August 14, 2016
I made the almost one hour drive yesterday to Plano, because I wanted to get former Texas Ranger closer Jeff Russell to sign a couple of cards. It was the first time I’d made it to the monthly show since sometime in the spring.
I’d made my rounds and on the second go-round one of the sellers had moved. The show had four autograph guests, so a bigger room than normal was used for the show, leaving a few spare tables. The seller was able to expand and put out more things that he originally had. Something caught my interest and I asked “I think I know what those are, but what are they?”
From Beckett.com: “The 1944-63 Beehive photos are the second of three groups.
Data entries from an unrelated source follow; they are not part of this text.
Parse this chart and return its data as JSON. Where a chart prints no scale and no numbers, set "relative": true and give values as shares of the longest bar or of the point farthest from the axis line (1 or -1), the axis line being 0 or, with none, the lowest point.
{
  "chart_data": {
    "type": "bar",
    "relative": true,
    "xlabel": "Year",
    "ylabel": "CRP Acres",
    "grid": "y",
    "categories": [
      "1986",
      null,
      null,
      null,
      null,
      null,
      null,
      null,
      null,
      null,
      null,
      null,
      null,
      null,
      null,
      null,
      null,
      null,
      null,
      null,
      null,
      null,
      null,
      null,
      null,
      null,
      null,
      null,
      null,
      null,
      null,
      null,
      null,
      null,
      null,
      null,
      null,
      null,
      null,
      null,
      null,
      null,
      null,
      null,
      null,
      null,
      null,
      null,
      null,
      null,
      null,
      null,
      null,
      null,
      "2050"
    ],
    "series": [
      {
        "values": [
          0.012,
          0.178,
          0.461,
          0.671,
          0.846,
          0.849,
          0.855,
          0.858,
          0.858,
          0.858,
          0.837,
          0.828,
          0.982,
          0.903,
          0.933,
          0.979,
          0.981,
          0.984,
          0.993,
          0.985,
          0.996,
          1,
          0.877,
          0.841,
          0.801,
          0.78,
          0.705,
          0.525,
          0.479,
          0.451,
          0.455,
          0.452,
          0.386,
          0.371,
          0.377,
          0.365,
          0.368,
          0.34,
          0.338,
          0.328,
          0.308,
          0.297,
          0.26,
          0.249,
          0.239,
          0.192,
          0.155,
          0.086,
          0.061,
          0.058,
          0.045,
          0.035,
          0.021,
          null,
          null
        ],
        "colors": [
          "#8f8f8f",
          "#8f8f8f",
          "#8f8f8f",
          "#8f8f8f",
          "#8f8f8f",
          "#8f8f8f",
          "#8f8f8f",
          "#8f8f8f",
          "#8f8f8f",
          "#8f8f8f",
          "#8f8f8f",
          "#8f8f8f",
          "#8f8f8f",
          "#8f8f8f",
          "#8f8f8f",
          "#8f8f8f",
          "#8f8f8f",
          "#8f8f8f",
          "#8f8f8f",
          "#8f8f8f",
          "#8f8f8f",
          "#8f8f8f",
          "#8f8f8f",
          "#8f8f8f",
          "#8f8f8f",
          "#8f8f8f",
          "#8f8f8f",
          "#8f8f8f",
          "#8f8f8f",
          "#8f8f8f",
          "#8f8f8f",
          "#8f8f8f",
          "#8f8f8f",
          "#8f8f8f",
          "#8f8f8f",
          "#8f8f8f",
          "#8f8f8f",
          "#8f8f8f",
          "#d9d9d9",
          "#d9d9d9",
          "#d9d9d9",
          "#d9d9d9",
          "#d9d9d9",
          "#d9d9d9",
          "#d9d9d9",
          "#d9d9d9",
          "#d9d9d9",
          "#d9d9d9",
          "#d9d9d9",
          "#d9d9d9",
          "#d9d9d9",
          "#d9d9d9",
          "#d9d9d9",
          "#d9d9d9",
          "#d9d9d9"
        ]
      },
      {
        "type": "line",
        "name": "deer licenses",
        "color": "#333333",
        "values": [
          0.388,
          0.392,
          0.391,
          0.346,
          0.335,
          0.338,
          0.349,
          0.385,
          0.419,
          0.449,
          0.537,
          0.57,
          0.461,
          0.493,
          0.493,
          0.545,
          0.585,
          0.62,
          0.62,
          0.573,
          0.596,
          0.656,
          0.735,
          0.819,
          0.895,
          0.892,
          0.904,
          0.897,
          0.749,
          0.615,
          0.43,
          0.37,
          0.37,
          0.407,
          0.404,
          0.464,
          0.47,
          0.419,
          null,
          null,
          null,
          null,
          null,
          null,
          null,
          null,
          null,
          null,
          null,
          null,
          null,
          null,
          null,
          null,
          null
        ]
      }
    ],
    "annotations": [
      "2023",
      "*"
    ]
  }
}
Issued after World War II, this group generally had new photos and a larger script than was typical of Group I. Facsimile autographs were again featured. There are a number of unconfirmed photos that appeared on the Beehive checklist, among these are the Allan and Memorial Cup trophies in either of their varieties.”
Per Laroche in that Vintage Collector Issue, the photos were produced beginning in 1934 by the St Lawrence Starch Company. You could send in label from Bee Hive Corn Syrup in and receive the photo of your choice. They were produced to order. As you would expect, the more popular players were requested most. Because of this, today’s higher valued items are rare copies of what would be “common” players. The Beckett OPG has many prices listed as “N/A” with “(Unconfirmed)” listed, because it’s not know if any even exist.
Back to my acquisition, I honestly figured that the asking price would be more than I was willing to part with. He told me that he believed that they each went for around $15 or so. I’ve had multiple conversations with him and he knows that I am a Blackhawks fan and about my Andrew Shaw collection. He said that he’d do $15 for both, and I wasn’t going to pass.
I didn’t know what the actual “going rate” on them was and it made no difference to me. They will stay in my collection. I actually think that I will have them graded by BGS. They are in good shape, with the exception of the lower right corners on each. They are bad. However, the purpose if getting them graded is to encapsulate them. They are oddly sized (5 3/8″ x 7 3/8″), so it will be simply for protection and authentication purposes. I have no reason to believe they aren’t authentic, but I don’t know enough to know. I just know that I’m happy to have them! In the meantime, I will put them into sheets in a binder to best protect them.